Türkiye'de temel hakların Kürt sorunundan bağımsız ele alınmayacağını vurgulayan Mızrak, "Türkiye'deki asıl sorun Kürt sorunudur. Osmanlı'nın son dönemleri ardından İttihat Terakki zihniyetinin Cumhuriyet'in kodlarıyla şekillendirildiği bir süreçle başlayan, hakim ulusun, dinin, mezhebin esas alındığı bir Türklük Sözleşmesi'nin sonuçlarıdır. Şu anki süreçte tartıştığımız konuların temelinde aslında Kürt sorununun bu kodlarla hareket eden yansımaları var. Bu kodların aslında Türkiye'nin oluşturmuş olduğu yasalara da sirayet ettiğini görüyoruz."

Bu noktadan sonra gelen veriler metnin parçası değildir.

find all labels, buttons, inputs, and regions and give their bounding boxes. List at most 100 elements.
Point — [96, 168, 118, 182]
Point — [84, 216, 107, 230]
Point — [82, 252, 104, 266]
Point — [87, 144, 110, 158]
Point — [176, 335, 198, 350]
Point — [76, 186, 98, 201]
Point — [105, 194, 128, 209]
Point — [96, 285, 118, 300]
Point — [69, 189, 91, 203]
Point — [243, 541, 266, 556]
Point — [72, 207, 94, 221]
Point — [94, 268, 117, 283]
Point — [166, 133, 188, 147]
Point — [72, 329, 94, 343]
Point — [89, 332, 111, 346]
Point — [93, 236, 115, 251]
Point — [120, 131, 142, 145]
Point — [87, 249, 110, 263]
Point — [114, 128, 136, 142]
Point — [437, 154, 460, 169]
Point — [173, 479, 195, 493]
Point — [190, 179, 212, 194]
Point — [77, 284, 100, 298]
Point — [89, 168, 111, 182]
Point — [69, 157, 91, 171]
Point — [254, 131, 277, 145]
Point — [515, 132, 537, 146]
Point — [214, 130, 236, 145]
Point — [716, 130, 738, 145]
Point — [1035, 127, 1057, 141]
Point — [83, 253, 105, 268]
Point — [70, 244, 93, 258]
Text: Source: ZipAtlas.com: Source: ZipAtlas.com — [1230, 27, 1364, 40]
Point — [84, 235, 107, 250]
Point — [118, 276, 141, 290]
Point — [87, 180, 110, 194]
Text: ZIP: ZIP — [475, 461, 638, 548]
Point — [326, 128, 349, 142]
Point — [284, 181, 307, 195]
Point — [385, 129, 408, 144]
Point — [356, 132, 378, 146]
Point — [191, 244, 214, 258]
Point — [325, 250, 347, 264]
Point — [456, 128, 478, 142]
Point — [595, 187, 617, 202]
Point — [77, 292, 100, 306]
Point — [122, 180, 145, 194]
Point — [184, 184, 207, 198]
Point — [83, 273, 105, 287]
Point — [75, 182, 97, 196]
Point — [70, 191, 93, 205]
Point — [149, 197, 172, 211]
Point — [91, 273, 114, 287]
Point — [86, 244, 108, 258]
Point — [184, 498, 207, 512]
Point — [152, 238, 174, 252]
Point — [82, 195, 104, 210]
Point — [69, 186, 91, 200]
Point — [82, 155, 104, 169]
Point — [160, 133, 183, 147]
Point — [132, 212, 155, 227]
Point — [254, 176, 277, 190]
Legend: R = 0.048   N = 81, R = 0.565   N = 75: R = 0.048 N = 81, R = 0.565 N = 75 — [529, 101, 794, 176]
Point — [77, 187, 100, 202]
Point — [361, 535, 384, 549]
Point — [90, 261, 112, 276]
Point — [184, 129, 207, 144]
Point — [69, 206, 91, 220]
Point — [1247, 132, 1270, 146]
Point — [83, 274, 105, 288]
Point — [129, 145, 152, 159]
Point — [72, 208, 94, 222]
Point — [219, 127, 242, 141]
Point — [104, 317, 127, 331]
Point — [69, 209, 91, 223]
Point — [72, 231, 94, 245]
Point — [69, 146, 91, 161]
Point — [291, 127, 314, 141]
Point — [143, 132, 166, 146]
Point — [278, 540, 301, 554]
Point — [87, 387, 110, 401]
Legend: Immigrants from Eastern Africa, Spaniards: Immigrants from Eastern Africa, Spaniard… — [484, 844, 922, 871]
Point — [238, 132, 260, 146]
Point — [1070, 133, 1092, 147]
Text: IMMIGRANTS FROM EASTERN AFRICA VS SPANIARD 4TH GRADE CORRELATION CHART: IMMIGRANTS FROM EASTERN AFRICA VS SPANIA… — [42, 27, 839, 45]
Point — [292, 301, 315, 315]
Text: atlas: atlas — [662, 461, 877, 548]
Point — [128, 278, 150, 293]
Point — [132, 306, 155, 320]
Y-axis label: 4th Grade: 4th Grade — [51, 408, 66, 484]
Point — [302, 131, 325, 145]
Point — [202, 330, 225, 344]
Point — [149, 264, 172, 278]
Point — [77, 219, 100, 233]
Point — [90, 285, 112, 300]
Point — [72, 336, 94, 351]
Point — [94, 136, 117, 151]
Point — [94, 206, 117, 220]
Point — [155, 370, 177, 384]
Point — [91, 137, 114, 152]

'ÖCALAN'IN FİZİKİ KOŞULLARI UYGUN HALE GETİRİLMELİ'
Yıllarca kendilerinin tecridi dile getirdiğini, Bahçeli'nin açıklamalarıyla da tecridi kabul ettiğini ifade eden Mızrak, sözlerini şöyle sürdürdü: "Hukuk tanımazlık sadece bir yerle sınırlı olmuyor. Bugün AİHM'nin kararlarının uygulanmamasının hem siyasi hem ekonomik sonuçları olabiliyor. Bugün İmralı'da Sayın Öcalan ve arkadaşları üzerinde uygulanan tecridin, topluma da çok yönlü bir yansımaları oluyor. Bu noktada yeni başlayan bir süreç var, ancak tecridin halen devam ettiğini görüyoruz. Evet, 2 görüşme yapıldı, ancak Sayın Öcalan ve arkadaşlarının aileleriyle, avukatlarıyla, telefonla görüşme ve diğer hakları engellenmiş durumda. Kürt sorununun demokratik barışçıl yöntemlerle çözülmesi için iki tarafın da eşit şartlar etrafında bir müzakere yürütmesi lazım. Bu noktada bu tecrit koşullarında da sağlıklı bir süreçten bahsedemeyiz. Bu sürecin sağlıklı bir şekilde yürütülebilmesi için Sayın Öcalan'ın fiziki koşullarının da uygun hale getirilmesi gerekiyor."
'HERKESİN SÜRECE ORTAK OLMASI LAZIM'
Tecridin kaldırılması, umut hakkı kararının uygulanması ve Kürt sorunun barışçıl, demokratik yöntemlerle çözülmesi adına herkesin üzerine sorumluklar düştüğünü ifade eden Mızrak, şunları söyledi: "Bu süreç sadece AKP, MHP ve DEM Parti üzerinden gelişebilecek bir süreç değil. Toplumun tüm kesimlerinin siyasi partilerin, meslek gruplarının, sivil toplum örgütlerinin ve geniş kesimlerin bu sürece ortak olması gerekiyor. Şunu da iyi bilmemiz lazım; iktidarlar devletler genel itibariyle barışçıl bir çözümden yana olmazlar. Halkların biraz daha zorlaması, demokratik tepkilerini koyması üzerine yapmak zorunda kalırlar. Dolayısıyla bu süreci sadece partiler arasındaki görüşmeler üzerinden tutmamak lazım. Hem Türkiye'deki kamuoyunun hem uluslararası kamuoyunun bu anlamda barış hakkını da önceleyen, demokratik bir şekilde bu sorunun çözümünü önceleyen tepkiselliklerini veya taleplerini dillendirmeleri gerekiyor."